Military Child Education:  There are more than 2 million children in classrooms in the United States whose parents are active-duty military service members, National Guard or reservists, or military veterans.  Military life can be unpredictable: these children often experience multiple moves, extended separation from family members, and increased fear for their parents’ safety during deployments.  We must understand and account for the lifelong impact of service on military-connected children and ensure that children in veteran families, caregiving families, and surviving families will also be included in the initiative’s work.  We also recognize that military children with disabilities, including those enrolled in DOD’s Exceptional Family Member Program, face additional challenges with changes of duty station.  Joining Forces will advance programming to support military-connected children in their classrooms, and help ease the burdens created by the highly mobile military lifestyle.
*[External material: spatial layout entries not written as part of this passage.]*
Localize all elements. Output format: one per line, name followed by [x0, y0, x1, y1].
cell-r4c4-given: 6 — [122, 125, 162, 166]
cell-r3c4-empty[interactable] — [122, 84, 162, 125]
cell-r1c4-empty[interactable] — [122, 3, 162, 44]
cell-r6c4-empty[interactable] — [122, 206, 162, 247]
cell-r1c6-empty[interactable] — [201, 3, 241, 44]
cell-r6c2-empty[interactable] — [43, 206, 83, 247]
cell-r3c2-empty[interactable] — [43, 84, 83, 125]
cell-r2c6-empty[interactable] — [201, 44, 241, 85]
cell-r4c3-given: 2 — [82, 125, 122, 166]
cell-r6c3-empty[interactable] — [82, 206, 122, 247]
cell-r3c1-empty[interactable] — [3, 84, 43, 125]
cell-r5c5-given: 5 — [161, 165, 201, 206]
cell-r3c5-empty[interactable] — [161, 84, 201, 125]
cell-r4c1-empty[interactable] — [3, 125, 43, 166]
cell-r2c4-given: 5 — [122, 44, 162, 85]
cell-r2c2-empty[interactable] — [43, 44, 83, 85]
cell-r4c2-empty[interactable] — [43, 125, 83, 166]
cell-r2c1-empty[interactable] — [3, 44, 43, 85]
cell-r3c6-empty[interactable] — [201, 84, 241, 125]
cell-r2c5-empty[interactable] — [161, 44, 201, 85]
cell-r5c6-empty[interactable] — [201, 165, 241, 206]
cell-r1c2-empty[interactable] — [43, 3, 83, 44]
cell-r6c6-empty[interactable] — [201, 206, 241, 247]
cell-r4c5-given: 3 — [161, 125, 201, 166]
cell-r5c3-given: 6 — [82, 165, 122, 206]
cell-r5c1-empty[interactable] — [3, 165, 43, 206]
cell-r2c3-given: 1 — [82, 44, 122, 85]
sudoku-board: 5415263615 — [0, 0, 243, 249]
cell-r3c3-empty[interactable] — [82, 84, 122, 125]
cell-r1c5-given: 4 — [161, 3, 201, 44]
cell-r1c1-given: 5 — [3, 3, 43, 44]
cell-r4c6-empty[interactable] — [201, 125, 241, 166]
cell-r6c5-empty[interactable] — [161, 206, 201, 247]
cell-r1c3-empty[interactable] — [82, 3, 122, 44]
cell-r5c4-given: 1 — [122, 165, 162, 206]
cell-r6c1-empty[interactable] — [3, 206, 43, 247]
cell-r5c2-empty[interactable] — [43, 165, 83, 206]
Health and Well-Being: Supporting the overall physical, social, and emotional health of military families is a national security imperative.  While our country lauds the strength and resilience of military families, it is critical to acknowledge that they too shoulder the weight of the past 20 years of sustained warfare. Members of military families and caregivers may experience mental health challenges like depression, anxiety, and substance abuse.  Caregiving for a wounded, ill, or injured family member can have an outsized impact on a caregiver’s health, financial stability, and economic security. Additionally, some military families report a lack of consistent access to enough food to live an active, healthy lifestyle.  The global pandemic over the past year has intensified these stressors. We will also work closely with service providers in the civilian community to ensure they have the knowledge and tools to effectively support military and veteran families, caregivers, and survivors.

Going forward, Joining Forces will convene and collaborate with federal agency partners, non-profit organizations, corporate stakeholders, and service providers to develop comprehensive, meaningful, and long-term solutions to address the holistic well-being of military and veteran families, caregivers, and survivors.  We will work to understand where gaps in support exist, while also improving access to available resources.  Additionally, Joining Forces will call on all Americans to support and harness the special skills, strengths, and experiences of military families.